Ventilation: des tests de CO2 seront effectués dans les écoles dès le 1er décembre

QUÉBEC — Le ministre de l’Éducation, Jean-François Roberge, n’a toujours aucune donnée pour dire que l’air est sain dans les écoles, s’insurge Québec solidaire (QS).

«Cette sortie du ministre est une véritable insulte à l’intelligence», a réagi la porte-parole de QS en éducation, Christine Labrie.

Vendredi, M. Roberge a publié un rapport qu’il avait commandé sur les «mécanismes de contrôle», qui conclut que les centres de services scolaires (CSS) entretiennent leurs systèmes.

L’évaluation de la qualité de l’air, elle, sera faite dans un deuxième temps; le ministre a demandé que des tests pour mesurer le niveau de CO2 dans l’air soient effectués dans les écoles à partir du 1er décembre.

Le rapport présenté vendredi «se concentre sur le contenant plutôt que sur le contenu», a déploré par communiqué la présidente de la Centrale des syndicats du Québec (CSQ), Sonia Ethier.

«Il escamote l’enjeu central de la qualité de l’air actuelle dans les écoles du Québec», a-t-elle déclaré.

Par exemple, on apprend dans le rapport que l’entretien ménager des systèmes de ventilation a été complété de manière conforme à 97,5 %.

Les CSS ont également «presque complété à 99,93 %» le relevé de concentration de radon dans les bâtiments scolaires.

Les travaux visant à répertorier les matériaux susceptibles de contenir de l’amiante sont quant à eux exécutés à 99,19 %. 

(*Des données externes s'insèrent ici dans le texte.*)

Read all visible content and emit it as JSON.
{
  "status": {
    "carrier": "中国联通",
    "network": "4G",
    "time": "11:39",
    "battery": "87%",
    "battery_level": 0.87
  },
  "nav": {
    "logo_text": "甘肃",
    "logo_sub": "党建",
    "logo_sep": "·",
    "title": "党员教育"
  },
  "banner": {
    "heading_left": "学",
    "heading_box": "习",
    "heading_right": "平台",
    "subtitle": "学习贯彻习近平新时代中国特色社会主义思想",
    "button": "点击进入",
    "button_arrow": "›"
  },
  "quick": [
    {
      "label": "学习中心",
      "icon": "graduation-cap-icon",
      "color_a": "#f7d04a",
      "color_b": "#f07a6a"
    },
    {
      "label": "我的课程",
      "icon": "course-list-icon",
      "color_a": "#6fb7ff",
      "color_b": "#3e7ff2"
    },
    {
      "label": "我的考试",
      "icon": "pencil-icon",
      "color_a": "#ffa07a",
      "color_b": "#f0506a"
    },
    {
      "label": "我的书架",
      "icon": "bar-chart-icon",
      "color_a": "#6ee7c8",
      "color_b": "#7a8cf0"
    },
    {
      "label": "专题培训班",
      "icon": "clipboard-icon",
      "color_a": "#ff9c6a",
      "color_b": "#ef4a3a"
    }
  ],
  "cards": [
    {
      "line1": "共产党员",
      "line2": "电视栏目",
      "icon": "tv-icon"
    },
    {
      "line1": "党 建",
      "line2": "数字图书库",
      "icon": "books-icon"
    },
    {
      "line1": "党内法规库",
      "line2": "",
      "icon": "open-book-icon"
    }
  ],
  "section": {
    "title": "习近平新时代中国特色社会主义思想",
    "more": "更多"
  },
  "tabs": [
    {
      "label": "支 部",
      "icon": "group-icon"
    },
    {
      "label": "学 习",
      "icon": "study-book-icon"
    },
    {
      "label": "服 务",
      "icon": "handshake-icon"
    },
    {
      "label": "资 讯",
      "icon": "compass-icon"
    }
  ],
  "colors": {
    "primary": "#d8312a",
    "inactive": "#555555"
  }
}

Et les travaux d’installation de détecteurs de monoxyde de carbone dans les bâtiments où des appareils à combustion sont utilisés sont exécutés à 98,31 %.

«Je veux rassurer la population. Nos milieux scolaires sont sains et sécuritaires», a déclaré M. Roberge dans un communiqué coiffé du titre «la qualité de l’air dans nos écoles».

«Je suis rassuré de constater que les données compilées démontrent que les mécanismes de contrôle mis en place sont efficaces.»

Manque de respect

Mme Labrie souligne que le ministre n’obtiendra pas les résultats de l’évaluation de la qualité de l’air avant plusieurs semaines. 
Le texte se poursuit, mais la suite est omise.